Reflections on tele-working and transitions
In recent months I've had the opportunity to 'work from home' rather than go into the office. Doing this comes with some obvious benefits. Firstly, I do not have to commute and consequenly I gain back a couple of hours of my day. Secondly, I can get started earlier - important when time zones dictate my customers are already approaching lunch-time when I start. There are other benefits as well which indicate that this is all good for the environment, good for my efficiency and good for my concentration, good good good.
However, what I have realised is that although the benefits I mentioned are real, there are at least a couple of things to be mindful of. The one I'm going to mention here is the blurring of distinction between work and not work. My defintion of 'work' in this context is any activity which takes me away from anything I want to do personally. I do spend a lot of personal time at the computer, but that isn't work in the same sense. So I present a scenario:
Working at home means I can wake up, turn on my laptop and start responding to email well before breakfast and frequently before I've even taken a shower. Quickly I'm into what I'm working on and time flies - if I'm lucky I might make it to the kitchen for coffee, if I'm very lucky to the bathroom for that shower. Evening comes and if I'm working on a deadline, my wife will insist (usually quite strongly) that I push the laptop aside whilst I eat (the laptop stays on though!).
The above is not, of itself, a problem. Everyone gets busy from time to time, deadlines, meetings etc are inevitable. The problem is when this happens day after day. Again, busy periods are to be expected, but in order to deliver in these periods, there has to be a balance. Much of what I'm writing here isn't, of course, new. However, I do have my own thoughts on how to contribute towards this balance - regardless of whether they are original.
Most work days in a traditional office begin with the worker commuting in from home. Sometimes this commute is stressful, especially if you drive. This commute creates a transition from the personal world to the business world. It can last anything from a few minutes to a couple of hours, but let's say it's an hour. Of course, some people can't help working while they commute (cellphones and blackberries enable wonderful things, eh?).

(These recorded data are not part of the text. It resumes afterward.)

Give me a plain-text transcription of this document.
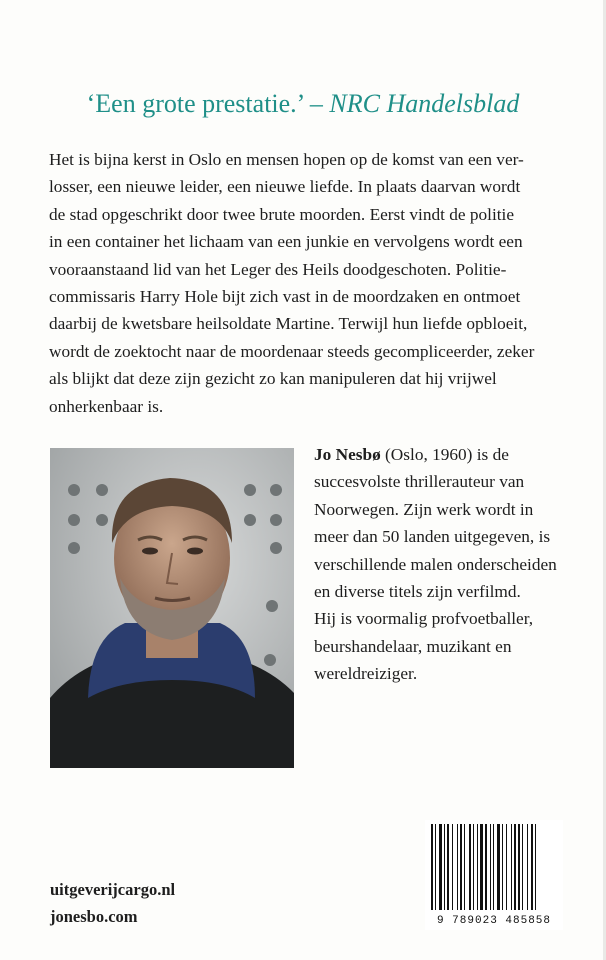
‘Een grote prestatie.’ – NRC Handelsblad

Het is bijna kerst in Oslo en mensen hopen op de komst van een ver-
losser, een nieuwe leider, een nieuwe liefde. In plaats daarvan wordt
de stad opgeschrikt door twee brute moorden. Eerst vindt de politie
in een container het lichaam van een junkie en vervolgens wordt een
vooraanstaand lid van het Leger des Heils doodgeschoten. Politie-
commissaris Harry Hole bijt zich vast in de moordzaken en ontmoet
daarbij de kwetsbare heilsoldate Martine. Terwijl hun liefde opbloeit,
wordt de zoektocht naar de moordenaar steeds gecompliceerder, zeker
als blijkt dat deze zijn gezicht zo kan manipuleren dat hij vrijwel
onherkenbaar is.

Jo Nesbø (Oslo, 1960) is de
succesvolste thrillerauteur van
Noorwegen. Zijn werk wordt in
meer dan 50 landen uitgegeven, is
verschillende malen onderscheiden
en diverse titels zijn verfilmd.
Hij is voormalig profvoetballer,
beurshandelaar, muzikant en
wereldreiziger.

uitgeverijcargo.nl
jonesbo.com	9 789023 485858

My suggestion would be whether you work at home or in the office, as human beings, we need the transition. At home, get up and walk to the Starbucks for a coffee. If you are more artistic, get up and take the dog for a walk. If you don't have a dog, create one! You're an artist after all. Create some space between waking consiousness and the focus required for work. The transition will ease the mind into gear and ensure that when you do have an important call to make, customer to help, you deliver your best.
My thinking is that life is about transitions. Between work and play, between private and social time, between being awake and being asleep. If you can do these transitions well then you are on the path to a happier, healthier and more rewarding life.